Seorang guru marah dengan salah satu muridnya, karena murid itu membuang sampah sembarangan. Kemarahan sang guru dikeluarkan di depan murid-murid lainnya, bahkan sang guru tak segan untuk menjewer telinga si murid. Tak berapa lama kemudian, sang guru kembali masuk kelas. Saat itu ia mengajar mapel IPS dengan tema kasih sayang, dengan lantang ia mengatakan "anak-anak, kita harus selalu berkasih sayang pd semua orang. Kita harus jadi pemaaf, dan tidak boleh saling memukul. Jika ada kawan yang berbuat salah, kita harus memberitahunya pelan-pelan, jangan sambil marah-marah ya". Lalu, murid2 pun menjawab "iya bu.......".
Setelah pelajaran usai, sang guru ke luar kelas. Ia berjalan ke luar gerbang, tiba-tiba dari belakang ada seorang anak berlari dan tak sengaja menyenggolnya hingga jatuh. Sontak sang guru marah dan mengeluarkan kata2 yang tak lazim diucapkan pada murid tsb.

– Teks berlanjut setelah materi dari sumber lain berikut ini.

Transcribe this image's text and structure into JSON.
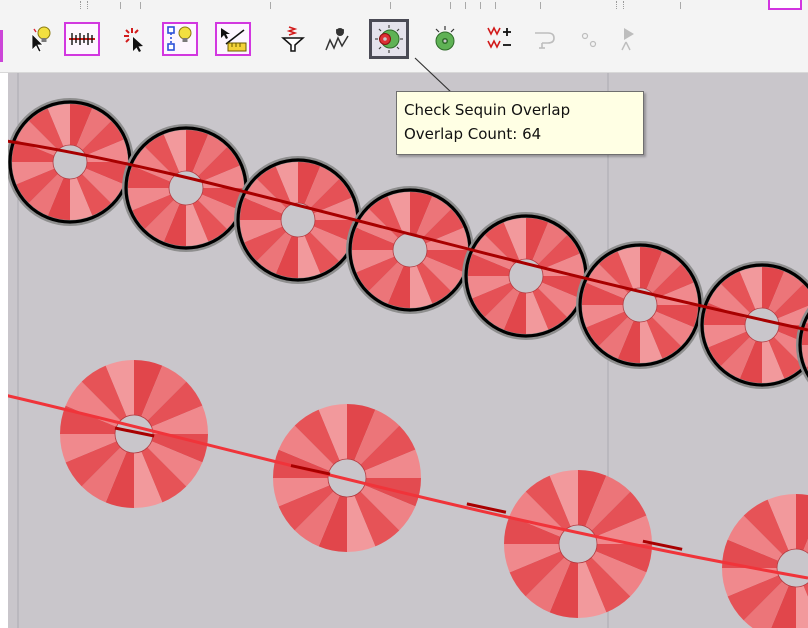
{
  "toolbar": {
    "buttons": [
      {
        "name": "select-pointer-tool",
        "icon": "pointer-bulb-icon"
      },
      {
        "name": "ruler-tool",
        "icon": "ruler-icon"
      },
      {
        "name": "sparkle-select-tool",
        "icon": "sparkle-cursor-icon"
      },
      {
        "name": "node-bulb-tool",
        "icon": "node-bulb-icon"
      },
      {
        "name": "measure-tool",
        "icon": "measure-icon"
      },
      {
        "name": "filter-tool",
        "icon": "filter-funnel-icon"
      },
      {
        "name": "path-tool",
        "icon": "path-zigzag-icon"
      },
      {
        "name": "check-sequin-overlap-button",
        "icon": "sequin-overlap-icon"
      },
      {
        "name": "sequin-tool",
        "icon": "sequin-icon"
      },
      {
        "name": "stitch-plus-minus-tool",
        "icon": "stitch-plus-minus-icon"
      },
      {
        "name": "connect-tool",
        "icon": "connect-icon"
      },
      {
        "name": "dots-tool",
        "icon": "dots-icon"
      },
      {
        "name": "flag-cursor-tool",
        "icon": "flag-cursor-icon"
      }
    ]
  },
  "tooltip": {
    "title": "Check Sequin Overlap",
    "overlap_label": "Overlap Count: 64"
  },
  "colors": {
    "canvas_bg": "#c9c6cb",
    "sequin_red": "#e8585c",
    "sequin_dark_line": "#a80000",
    "overlap_outline": "#000000",
    "highlight_magenta": "#d237e0",
    "tooltip_bg": "#ffffe4"
  }
}
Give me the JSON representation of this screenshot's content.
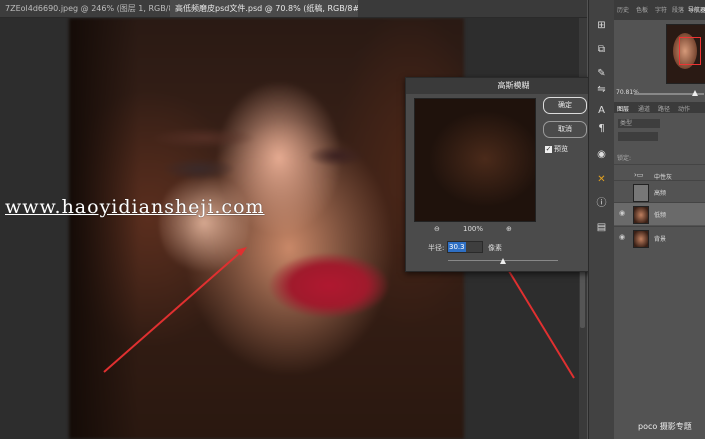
{
  "tabs": [
    {
      "label": "7ZEol4d6690.jpeg @ 246% (图层 1, RGB/8#) *"
    },
    {
      "label": "高低频磨皮psd文件.psd @ 70.8% (纸稿, RGB/8#) *"
    }
  ],
  "watermark": "www.haoyidiansheji.com",
  "panel": {
    "tabs": [
      "历史",
      "色板",
      "字符",
      "段落",
      "导航器"
    ],
    "zoom": "70.81%",
    "layer_tabs": [
      "图层",
      "通道",
      "路径",
      "动作"
    ],
    "kind_label": "类型",
    "lock_label": "锁定:",
    "layers": [
      {
        "name": "中性灰",
        "visible": false
      },
      {
        "name": "高频",
        "visible": false
      },
      {
        "name": "低频",
        "visible": true,
        "selected": true
      },
      {
        "name": "背景",
        "visible": true
      }
    ]
  },
  "dialog": {
    "title": "高斯模糊",
    "ok_label": "确定",
    "cancel_label": "取消",
    "preview_label": "预览",
    "preview_checked": true,
    "zoom": "100%",
    "radius_label": "半径:",
    "radius_value": "30.3",
    "radius_unit": "像素",
    "radius_slider_fraction": 0.5
  },
  "footer": {
    "logo": "poco 摄影专题"
  },
  "colors": {
    "selection": "#2e6fc4",
    "arrow": "#e03030",
    "lips": "#b01830"
  }
}
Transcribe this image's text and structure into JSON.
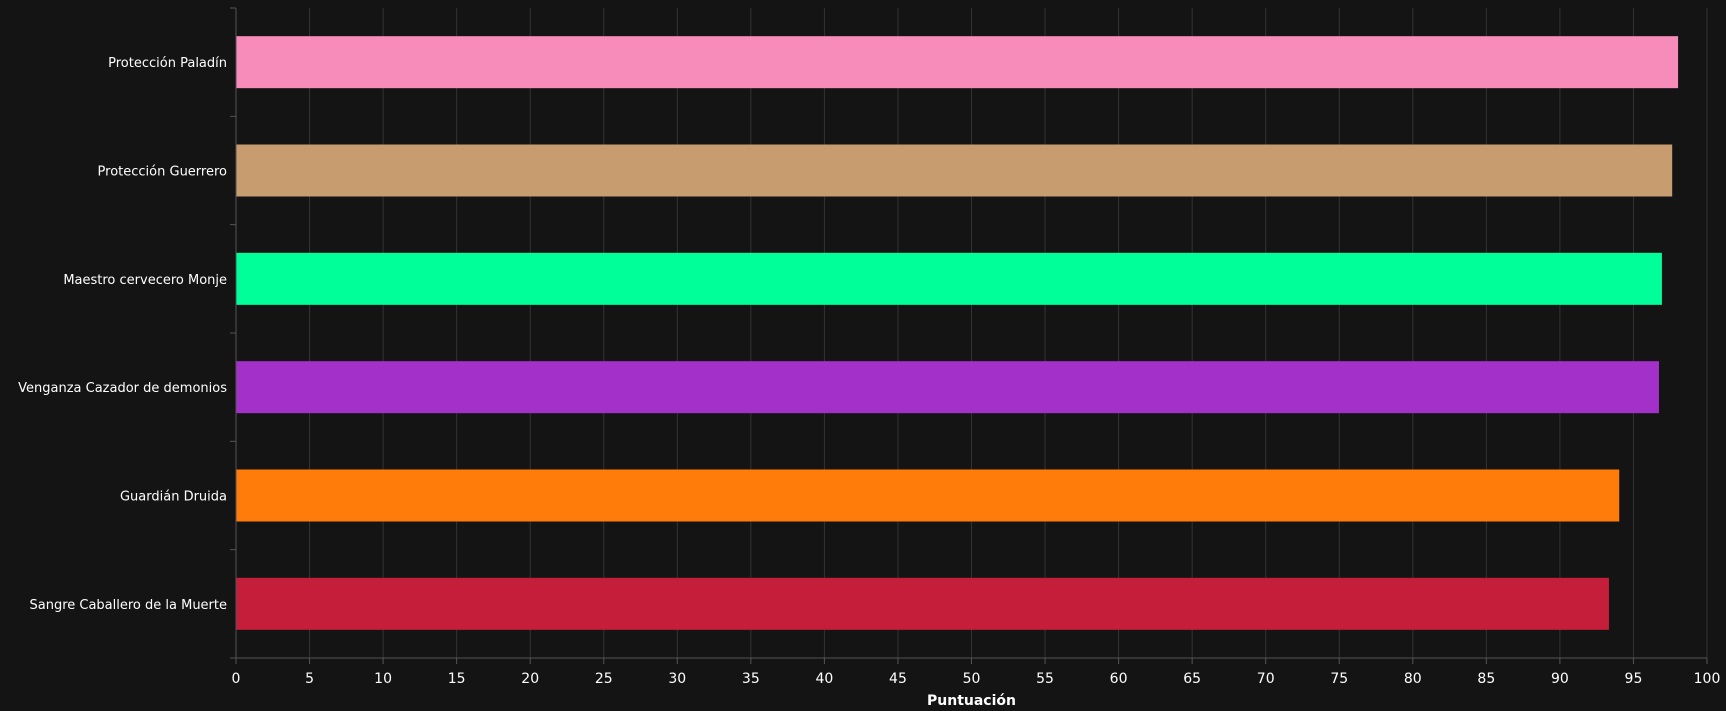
{
  "chart_data": {
    "type": "bar",
    "orientation": "horizontal",
    "categories": [
      "Protección Paladín",
      "Protección Guerrero",
      "Maestro cervecero Monje",
      "Venganza Cazador de demonios",
      "Guardián Druida",
      "Sangre Caballero de la Muerte"
    ],
    "values": [
      98.0,
      97.6,
      96.9,
      96.7,
      94.0,
      93.3
    ],
    "colors": [
      "#f78cba",
      "#c79c6e",
      "#00ff98",
      "#a330c9",
      "#ff7c0a",
      "#c41e3a"
    ],
    "xlabel": "Puntuación",
    "ylabel": "",
    "title": "",
    "xlim": [
      0,
      100
    ],
    "xticks": [
      "0",
      "5",
      "10",
      "15",
      "20",
      "25",
      "30",
      "35",
      "40",
      "45",
      "50",
      "55",
      "60",
      "65",
      "70",
      "75",
      "80",
      "85",
      "90",
      "95",
      "100"
    ],
    "grid": true,
    "background": "#141414",
    "grid_color": "#333333",
    "axis_color": "#555555"
  }
}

Selain itu, sang guru memukul tangan muridnya dan membuatnya ketakutan setengah mati. Kejadian ini dilakukannya di depan murid2nya pula.
Sungguh,,,inilah kejadian yang sering terjadi dalam dunia pendidikan Indonesia. Sebuah perilaku guru yang menganggap dirinya seperti manusia setengah dewa, tidak boleh salah dan selalu menganggap muridnya itu adalah biang kebodohan. Lalu, jika demikian akankah pendidikan karakter yang selalu didengungkan akan terwujud? akankah manusia Indonesia menemukan jati dirinya sebagai sosok pancasialis yang berakhlakul karimah akan tercapai? Dan apakah pendidikan dapat mengubah moralitas bangsa yang bobrok?
Maka,,saya akan berpendapat tentu saja tidak. Logikanya, bagaimana bisa seorang murid dapat berprilaku kasih sayang jika sang guru memukul seseorang di depannya. Seharusnya sekolah dan guru merasa malu jika ia mengajarkan Pendidikan Karakter scr mandiri ataupun terintegrasi dalam mapel lain, tapi ia tidak memiliki karakter yg hendak ia ajarkan. Karena, seseorang tidak bisa merekomendasikan sesuatu tanpa ia merasakannya lebih dulu, analoginya: jika kita hendak merekomendasikan sebuah restoran, maka kita wajib pernah berada di sana dan merasakan masakannya.
Lalu, bgmana seharusnya pendidikan karakter dilakukan?
Berdasarkan diskusi dengan seorang kawan, sbenarnya pendidikan karakter tak perlu diajarkan scr mandiri atau dieksplisitkan dalam mapel. Karena, pada dasarnya pendidikan karakter telah terintegrasi sejak lama dlm sekolah formal, bahkan sejak sekolah2 masih berada di emper2 keraton dan hanya bisa diakses oleh kalangan birokrat keraton. Dlm pendidikan karakter, intinya sebenanya hanya dua, yaitu:
Keteladanan dan Pembiasaan.
Guru dan akademisi sekolah lain, seharusnya telah bersikap selayaknya karakter yang akan mereka sampaikan, kemudian melakukannya baik ketika di lingkunga sekolah atau di luar itu. Kemudian, pembiasaan, guru sebaiknya melakukan pembiasaan mengenai kaakter yg diharapkan, agar murid memiliki kompetensi karakter itu, mislanya karakter kerjasama, guru tidak hanya mengajak siswa bekerjasama ketika diskusi di kelas, tapi lakukan pula kerjasama itu dalam kegiatan di luar pelajaran, misalnya membuat kegiatan kerja kelompok atau melakukan outbond bersama.
Jika keteladanan dan pembiasaan dilakukan dengan semestinya, maka pendidikan karakter tidak hanya menjadi sebuah proyek ngawur yang arahnya serabutan. Generasi2 muda Indonesia pun tak lagi hnya memiliki kompetensi kognitif, tetapi jg afektif dan psikomotorik.